I'm always curious as to what Freepers are reading and what they're recommending to others.
It can be anything...a classic novel, a scientific journal, a magazine, a cheap pulp novel...anything.
Do not deface this thread with a smart-ass answer like "I'm Reading this Thread". It became very un-original a long time ago.
I'll start. I'm reading "The Great Deluge: Hurrican Katrina, New Orleans and the Mississippi Gulf Coast" by Douglas Brinkley.
This is a full account of Katrina striking the Gulf Coast. The book starts 48 hours before landfall and finishes one week after landfall. It a very good book.
Trust me, no one comes out of this looking good. Ray Nagin doesn't. FEMA doesn't, etc.
Well, what are YOU reading now?
Quick question re: Follet’s new book. I have it, and I have been waiting to reread Pilars first (it has been ten or twelve years). Any reason to read Pillars again first? or should I just dive into World without End with a hazy memory of Pillars?
Just finished
“Crashing Through” - Robert Kurson
“Wonderful Tonight” - Pattie Boyd
“Clapton: The Autobiography” - Eric Clapton
Just starting
“The Looming Tower” - Lawrence Wright
Oh my...
Did I “deface” this thread?
And here I was thinking this was just another web forum and not a work of art worthy of the Louvre.
Please feel free to erase the mustache on this otherwise perfect painting...
Jean Shepherd?
You could shoot your eye out.
Edward R. Tufte.
Can’t see that name without thinking of his essay “Powerpoint is Evil”.
The Road to Serfdom (abridged online version)
By F. A. Hayak.
I just finished My Grandfather’s Son. Excellent.
I have found that I cannot doze off while I am reading it as I might do with other books. It seems as though every paragraph could be fodder for discussion. I hope to finish it tonight so that I can lend it to my mother tomorrow.
In Cold Blood is Capote’s seminal work. Although some critics lambaste it for the less than objective portrayal of Perry Smith, I find that these critics exagerrate/misstate the supposed “tender” relationship between the two.
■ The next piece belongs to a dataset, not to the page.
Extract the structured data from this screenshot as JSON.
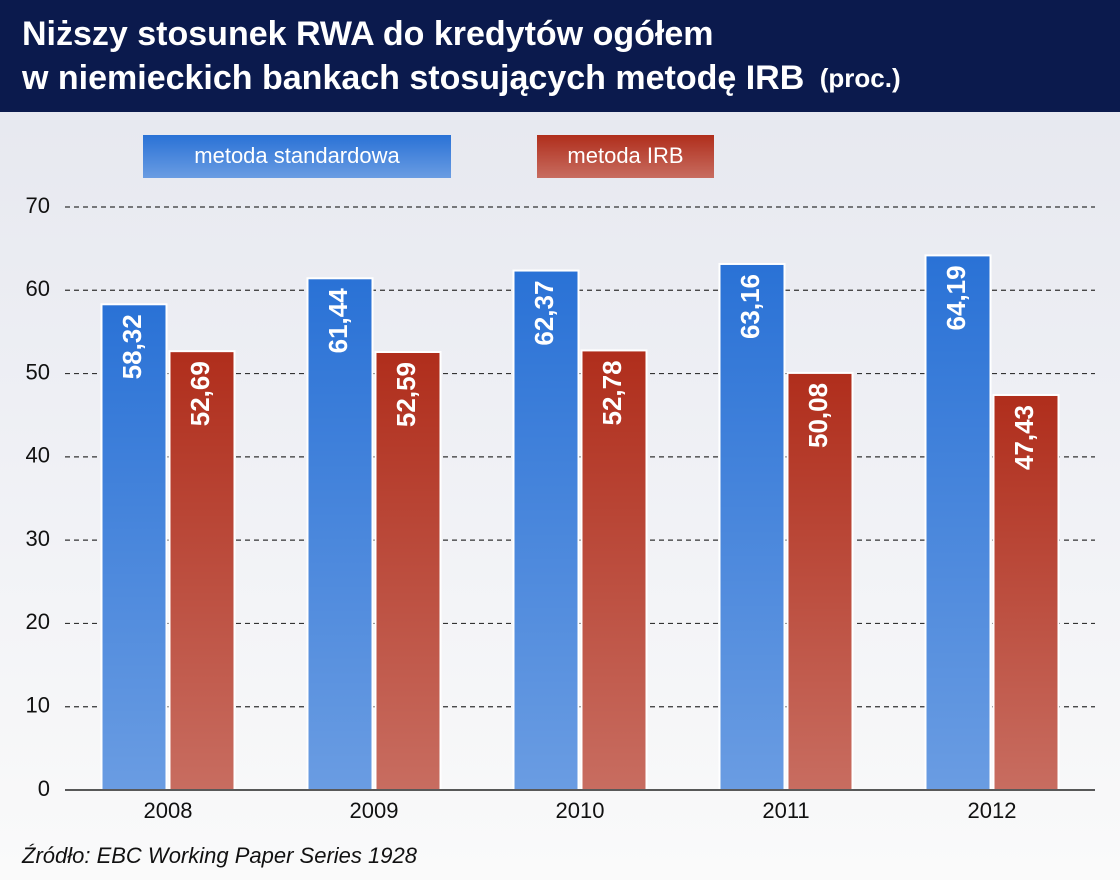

ON another note-The original flick directed by Richard Brooks with Robert Blake as Perry is superior to the more recent film version of the murders, Capote, which is more concerned with Capote the writer.
I felt the same way!
Not a criticism, but one narrative that I feel he glosses over (and I respect his need for privacy on the matter) is the reason for his failed relationship with his first wife.
“Forever Odd” by Dean Koontz
I started out by reading the Smoke Jensen books. In one he said that if one lawyer lived in a town, he starved but if another one moved in, both got rich. He sure was a conservative writer who had his own ideas about justice. If anyone has not read the Ashes books, you owe it to yourself to read them starting with Out of the Ashes. It sets the stage for all of the others.
Presently I am reading "Out There" by Diane Fanning, the only book I have found on Lisa Nowak.
Next in line is "Power to the People" by Laura Ingraham.
Nah, I wouldn’t go back and read Pillars again, the new book stands on its own. It is a good book though.
No, he kills! lol
Just finished one non-fiction book: Ex-Friends by Norman Podhoretz and one fiction: The Time Traveler’s Wife by Audrey Niffenegger. They were both very good and I recommend them. Now I’m catching up on my Chronicles magazines as I’m two months behind.
“Fooled by Randomness” by Nassim Nicholas Taleb.
Worth reading. Just finished it about a month ago.